Dynamical Instability of Laminar Axisymmetric Flow of Perfect Fluid with Stratification

TL;DR

This paper investigates the instability of non-homogeneous, axisymmetric perfect fluid flows with stratification, revealing how entropy gradients influence surface gravity and sound wave instabilities through numerical analysis.

Contribution

It provides new insights into how entropy gradients affect the stability of stratified fluid flows, especially regarding surface gravity and sound wave modes, using numerical integration.

Findings

Entropy gradients can induce surface gravity modes in non-homogeneous flows.

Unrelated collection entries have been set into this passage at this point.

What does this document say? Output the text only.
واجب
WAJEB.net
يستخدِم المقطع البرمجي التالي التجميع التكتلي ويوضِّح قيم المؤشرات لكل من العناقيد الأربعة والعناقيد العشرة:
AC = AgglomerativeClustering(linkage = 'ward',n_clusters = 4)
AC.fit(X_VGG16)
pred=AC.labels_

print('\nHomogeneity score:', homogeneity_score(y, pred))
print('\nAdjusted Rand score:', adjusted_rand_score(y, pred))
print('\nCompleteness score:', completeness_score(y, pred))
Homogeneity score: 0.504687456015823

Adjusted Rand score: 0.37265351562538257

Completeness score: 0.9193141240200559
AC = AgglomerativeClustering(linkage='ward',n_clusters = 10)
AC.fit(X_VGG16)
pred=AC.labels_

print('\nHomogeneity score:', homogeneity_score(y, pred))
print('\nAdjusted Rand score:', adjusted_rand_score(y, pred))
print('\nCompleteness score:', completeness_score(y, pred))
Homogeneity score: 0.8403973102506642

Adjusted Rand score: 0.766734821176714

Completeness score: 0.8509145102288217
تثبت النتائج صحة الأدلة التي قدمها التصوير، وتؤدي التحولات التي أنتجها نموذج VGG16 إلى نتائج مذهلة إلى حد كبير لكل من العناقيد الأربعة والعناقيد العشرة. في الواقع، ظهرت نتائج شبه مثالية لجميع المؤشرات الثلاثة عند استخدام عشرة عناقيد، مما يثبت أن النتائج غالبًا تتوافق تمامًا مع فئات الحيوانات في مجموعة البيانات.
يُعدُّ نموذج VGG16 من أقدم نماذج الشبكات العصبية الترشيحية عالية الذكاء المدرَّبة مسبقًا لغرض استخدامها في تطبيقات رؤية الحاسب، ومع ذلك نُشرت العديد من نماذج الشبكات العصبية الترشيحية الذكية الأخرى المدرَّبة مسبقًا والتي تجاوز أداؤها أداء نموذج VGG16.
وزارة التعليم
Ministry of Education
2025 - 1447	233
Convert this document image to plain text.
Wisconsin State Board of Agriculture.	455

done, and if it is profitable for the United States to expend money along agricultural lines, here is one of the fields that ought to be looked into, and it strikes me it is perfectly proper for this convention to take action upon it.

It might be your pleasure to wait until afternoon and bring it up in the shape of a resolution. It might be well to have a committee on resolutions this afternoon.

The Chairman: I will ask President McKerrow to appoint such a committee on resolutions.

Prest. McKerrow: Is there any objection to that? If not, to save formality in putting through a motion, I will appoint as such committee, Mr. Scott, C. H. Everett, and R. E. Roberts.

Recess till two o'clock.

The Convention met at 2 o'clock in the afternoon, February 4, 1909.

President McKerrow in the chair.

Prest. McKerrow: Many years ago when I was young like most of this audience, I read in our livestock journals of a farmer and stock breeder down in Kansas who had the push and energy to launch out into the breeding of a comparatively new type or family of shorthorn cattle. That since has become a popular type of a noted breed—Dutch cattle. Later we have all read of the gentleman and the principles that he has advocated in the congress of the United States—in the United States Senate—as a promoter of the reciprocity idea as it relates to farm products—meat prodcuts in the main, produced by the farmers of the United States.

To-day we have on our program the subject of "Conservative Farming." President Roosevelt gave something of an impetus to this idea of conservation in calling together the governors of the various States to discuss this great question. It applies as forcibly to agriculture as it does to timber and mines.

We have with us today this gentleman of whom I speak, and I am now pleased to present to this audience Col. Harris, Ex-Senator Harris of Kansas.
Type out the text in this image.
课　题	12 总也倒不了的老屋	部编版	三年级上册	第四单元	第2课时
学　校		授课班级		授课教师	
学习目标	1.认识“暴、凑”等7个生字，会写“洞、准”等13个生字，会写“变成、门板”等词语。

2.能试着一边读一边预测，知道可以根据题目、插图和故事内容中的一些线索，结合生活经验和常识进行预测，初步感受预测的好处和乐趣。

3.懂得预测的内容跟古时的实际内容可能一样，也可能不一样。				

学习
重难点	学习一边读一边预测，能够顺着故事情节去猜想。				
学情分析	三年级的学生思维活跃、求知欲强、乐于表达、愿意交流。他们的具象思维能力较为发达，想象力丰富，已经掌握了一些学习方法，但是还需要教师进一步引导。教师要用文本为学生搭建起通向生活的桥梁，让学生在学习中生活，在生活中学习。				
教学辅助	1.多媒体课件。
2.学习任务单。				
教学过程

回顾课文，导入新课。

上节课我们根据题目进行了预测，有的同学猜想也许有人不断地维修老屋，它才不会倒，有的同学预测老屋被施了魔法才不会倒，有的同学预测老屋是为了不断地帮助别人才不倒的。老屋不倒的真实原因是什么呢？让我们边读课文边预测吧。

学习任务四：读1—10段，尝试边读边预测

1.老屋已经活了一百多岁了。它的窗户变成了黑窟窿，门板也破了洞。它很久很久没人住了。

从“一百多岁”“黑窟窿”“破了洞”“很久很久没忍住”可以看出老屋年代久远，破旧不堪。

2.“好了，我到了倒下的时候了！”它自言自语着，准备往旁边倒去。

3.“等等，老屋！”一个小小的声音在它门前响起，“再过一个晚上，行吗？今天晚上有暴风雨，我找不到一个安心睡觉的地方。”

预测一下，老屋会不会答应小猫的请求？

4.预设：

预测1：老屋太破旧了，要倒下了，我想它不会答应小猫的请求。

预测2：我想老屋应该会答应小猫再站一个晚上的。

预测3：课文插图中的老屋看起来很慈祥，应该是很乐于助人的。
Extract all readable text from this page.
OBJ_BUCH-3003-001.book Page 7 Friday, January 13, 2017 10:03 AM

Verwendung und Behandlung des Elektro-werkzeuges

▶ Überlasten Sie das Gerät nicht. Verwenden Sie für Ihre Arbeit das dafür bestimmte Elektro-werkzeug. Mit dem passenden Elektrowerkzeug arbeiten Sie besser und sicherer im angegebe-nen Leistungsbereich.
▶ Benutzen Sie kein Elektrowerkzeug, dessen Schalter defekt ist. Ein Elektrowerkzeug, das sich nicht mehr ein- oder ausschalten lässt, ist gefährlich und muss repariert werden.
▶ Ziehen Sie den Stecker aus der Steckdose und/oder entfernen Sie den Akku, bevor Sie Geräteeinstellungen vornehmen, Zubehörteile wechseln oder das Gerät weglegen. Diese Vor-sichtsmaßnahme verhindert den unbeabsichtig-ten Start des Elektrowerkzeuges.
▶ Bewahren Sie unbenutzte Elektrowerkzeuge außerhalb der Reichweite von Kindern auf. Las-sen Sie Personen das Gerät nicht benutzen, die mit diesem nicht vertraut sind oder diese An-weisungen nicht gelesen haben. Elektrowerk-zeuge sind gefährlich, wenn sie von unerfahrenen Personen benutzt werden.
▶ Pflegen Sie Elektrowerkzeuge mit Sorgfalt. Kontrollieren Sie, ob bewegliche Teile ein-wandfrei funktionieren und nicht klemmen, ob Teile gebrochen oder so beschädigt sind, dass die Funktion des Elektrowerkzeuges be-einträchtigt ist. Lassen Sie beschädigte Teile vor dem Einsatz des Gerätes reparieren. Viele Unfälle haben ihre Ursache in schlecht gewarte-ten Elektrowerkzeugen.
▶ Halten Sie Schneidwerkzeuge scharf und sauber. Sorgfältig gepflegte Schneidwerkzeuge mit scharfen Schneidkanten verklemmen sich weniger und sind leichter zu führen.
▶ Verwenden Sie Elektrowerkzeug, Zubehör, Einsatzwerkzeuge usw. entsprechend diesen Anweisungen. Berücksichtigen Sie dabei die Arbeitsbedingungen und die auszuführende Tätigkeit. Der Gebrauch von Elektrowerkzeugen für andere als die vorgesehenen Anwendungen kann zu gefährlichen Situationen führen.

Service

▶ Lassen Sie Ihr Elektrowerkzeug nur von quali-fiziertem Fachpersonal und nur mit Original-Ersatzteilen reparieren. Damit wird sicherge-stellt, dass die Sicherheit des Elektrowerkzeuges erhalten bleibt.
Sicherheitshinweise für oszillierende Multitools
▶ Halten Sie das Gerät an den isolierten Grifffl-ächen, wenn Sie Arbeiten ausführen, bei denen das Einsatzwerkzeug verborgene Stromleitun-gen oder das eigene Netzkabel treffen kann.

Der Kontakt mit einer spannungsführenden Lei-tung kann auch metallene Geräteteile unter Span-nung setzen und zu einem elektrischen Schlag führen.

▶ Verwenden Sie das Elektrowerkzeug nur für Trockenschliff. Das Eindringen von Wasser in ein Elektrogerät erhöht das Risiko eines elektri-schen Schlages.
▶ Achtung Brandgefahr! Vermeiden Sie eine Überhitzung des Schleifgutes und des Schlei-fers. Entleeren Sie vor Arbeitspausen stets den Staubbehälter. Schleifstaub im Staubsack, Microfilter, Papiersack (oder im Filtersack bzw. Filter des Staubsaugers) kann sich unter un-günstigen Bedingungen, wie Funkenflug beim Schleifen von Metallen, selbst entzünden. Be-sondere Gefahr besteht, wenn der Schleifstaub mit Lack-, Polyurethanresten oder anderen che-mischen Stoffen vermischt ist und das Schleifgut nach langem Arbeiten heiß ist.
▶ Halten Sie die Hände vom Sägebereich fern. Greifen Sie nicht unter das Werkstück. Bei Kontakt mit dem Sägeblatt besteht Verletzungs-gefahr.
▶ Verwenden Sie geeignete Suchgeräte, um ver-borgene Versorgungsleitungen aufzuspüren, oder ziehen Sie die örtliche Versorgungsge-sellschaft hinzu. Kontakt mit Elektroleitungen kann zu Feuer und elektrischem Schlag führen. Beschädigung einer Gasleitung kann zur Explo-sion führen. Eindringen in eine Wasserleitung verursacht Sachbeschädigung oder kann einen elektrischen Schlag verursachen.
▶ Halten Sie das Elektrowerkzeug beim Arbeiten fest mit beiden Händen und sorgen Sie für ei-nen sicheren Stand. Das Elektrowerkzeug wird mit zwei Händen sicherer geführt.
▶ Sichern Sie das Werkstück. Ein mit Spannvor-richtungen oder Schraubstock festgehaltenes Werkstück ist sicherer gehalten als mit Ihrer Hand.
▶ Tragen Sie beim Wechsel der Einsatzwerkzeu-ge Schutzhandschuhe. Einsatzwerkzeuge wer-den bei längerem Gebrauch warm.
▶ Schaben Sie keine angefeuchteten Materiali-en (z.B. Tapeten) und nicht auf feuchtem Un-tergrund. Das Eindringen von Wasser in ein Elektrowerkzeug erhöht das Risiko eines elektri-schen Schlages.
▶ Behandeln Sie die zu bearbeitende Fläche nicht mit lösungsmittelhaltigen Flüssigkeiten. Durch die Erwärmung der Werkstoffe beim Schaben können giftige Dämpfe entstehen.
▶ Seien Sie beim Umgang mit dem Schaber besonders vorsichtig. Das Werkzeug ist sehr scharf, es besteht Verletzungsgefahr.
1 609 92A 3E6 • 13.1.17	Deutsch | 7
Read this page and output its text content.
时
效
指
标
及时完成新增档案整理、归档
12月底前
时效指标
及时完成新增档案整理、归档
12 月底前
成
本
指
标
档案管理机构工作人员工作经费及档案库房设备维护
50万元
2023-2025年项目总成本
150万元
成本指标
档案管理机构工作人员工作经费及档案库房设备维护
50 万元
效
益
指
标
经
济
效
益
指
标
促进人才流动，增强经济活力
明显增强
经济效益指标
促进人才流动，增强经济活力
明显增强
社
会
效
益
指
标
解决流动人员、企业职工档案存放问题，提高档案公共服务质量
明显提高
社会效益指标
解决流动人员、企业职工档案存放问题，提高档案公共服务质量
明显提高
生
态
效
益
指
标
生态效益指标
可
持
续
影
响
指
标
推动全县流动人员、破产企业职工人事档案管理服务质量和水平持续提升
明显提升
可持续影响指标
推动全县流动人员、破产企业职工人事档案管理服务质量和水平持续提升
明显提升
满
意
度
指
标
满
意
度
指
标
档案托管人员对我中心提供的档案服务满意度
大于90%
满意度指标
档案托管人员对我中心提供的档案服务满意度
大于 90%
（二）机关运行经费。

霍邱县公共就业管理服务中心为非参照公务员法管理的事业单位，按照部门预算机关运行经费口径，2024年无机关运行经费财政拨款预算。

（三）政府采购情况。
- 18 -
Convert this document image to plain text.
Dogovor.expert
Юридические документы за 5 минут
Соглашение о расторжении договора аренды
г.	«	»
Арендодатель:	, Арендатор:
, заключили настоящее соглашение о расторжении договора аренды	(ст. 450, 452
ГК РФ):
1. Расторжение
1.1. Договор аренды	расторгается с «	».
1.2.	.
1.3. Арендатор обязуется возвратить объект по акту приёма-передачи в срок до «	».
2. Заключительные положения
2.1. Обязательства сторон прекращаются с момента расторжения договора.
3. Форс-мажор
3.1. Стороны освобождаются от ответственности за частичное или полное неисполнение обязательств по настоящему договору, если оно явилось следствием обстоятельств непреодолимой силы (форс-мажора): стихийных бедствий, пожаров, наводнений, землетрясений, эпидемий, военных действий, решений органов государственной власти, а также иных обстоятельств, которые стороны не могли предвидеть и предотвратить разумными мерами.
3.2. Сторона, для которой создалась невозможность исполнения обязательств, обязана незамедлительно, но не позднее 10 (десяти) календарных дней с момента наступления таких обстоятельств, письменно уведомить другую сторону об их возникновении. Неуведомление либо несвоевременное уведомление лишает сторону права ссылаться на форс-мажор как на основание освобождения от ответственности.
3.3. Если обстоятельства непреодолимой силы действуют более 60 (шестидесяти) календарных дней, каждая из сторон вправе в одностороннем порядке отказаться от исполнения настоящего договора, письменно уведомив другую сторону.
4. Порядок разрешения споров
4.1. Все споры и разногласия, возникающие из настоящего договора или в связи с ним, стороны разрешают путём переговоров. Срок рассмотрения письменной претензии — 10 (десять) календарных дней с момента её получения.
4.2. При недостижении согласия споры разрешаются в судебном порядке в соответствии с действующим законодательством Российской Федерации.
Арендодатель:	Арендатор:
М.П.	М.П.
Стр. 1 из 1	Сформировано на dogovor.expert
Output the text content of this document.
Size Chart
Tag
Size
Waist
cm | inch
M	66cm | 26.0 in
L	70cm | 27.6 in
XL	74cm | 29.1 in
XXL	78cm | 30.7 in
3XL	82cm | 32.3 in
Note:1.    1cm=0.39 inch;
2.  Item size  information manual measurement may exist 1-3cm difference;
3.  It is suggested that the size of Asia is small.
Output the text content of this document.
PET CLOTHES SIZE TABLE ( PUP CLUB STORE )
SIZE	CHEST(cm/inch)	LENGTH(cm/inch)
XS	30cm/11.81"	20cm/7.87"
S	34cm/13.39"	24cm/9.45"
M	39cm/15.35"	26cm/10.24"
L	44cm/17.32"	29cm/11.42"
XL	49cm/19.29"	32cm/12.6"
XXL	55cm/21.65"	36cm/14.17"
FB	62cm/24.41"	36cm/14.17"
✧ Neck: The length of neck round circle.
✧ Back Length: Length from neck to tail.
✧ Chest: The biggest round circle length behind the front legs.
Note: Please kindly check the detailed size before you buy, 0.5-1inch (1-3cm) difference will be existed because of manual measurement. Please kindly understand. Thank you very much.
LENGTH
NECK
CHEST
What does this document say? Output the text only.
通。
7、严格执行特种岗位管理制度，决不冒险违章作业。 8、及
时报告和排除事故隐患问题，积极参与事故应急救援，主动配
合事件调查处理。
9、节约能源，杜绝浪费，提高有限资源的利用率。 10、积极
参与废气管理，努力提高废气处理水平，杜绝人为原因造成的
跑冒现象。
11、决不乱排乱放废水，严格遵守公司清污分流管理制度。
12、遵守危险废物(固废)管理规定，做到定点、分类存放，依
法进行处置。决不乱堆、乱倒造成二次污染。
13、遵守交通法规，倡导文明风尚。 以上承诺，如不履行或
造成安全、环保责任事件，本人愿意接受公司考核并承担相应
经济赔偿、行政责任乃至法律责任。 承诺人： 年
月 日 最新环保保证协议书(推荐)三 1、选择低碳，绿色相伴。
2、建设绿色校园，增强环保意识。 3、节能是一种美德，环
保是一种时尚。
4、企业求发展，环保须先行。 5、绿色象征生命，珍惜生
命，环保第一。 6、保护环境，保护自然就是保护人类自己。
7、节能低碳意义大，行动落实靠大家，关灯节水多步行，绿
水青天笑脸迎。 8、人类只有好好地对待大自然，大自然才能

Internal gravity modes grow only in flows unstable to axisymmetric perturbations.

Incorrect entropy distribution assumptions violate boundary conditions in free boundary problems.

Abstract

The instability of non-homoentropic axisymmetric flow of perfect fluid with respect to non-axisymmetric infinitesimal perturbations was investigated by numerical integration of hydrodynamical differential equations in two-dimensional approximation. The non-trivial influence of entropy gradient on unstable sound and surface gravity waves was revealed. In particular, both decrease and growth of entropy against the direction of effective gravitational acceleration $g_{eff}$ give rise to growing surface gravity modes which are stable with the same parameters in the case of homoentropic flow. At the same time increment of sound modes either grows monotonically while the rate of entropy decrease against $g_{eff}$ gets higher or vanishes at some values of positive and negative entropy gradient in the basic flow. The calculations have showed also that growing internal gravity modes appear only in the flow unstable to axisymmetric perturbations. At last, the analysis of boundary problem with free boundaries uncovered that's incorrect to set the entropy distribution according to polytropic law with polytropic index different from adiabatic value, since in this case perturbations don't satisfy the free boundary conditions.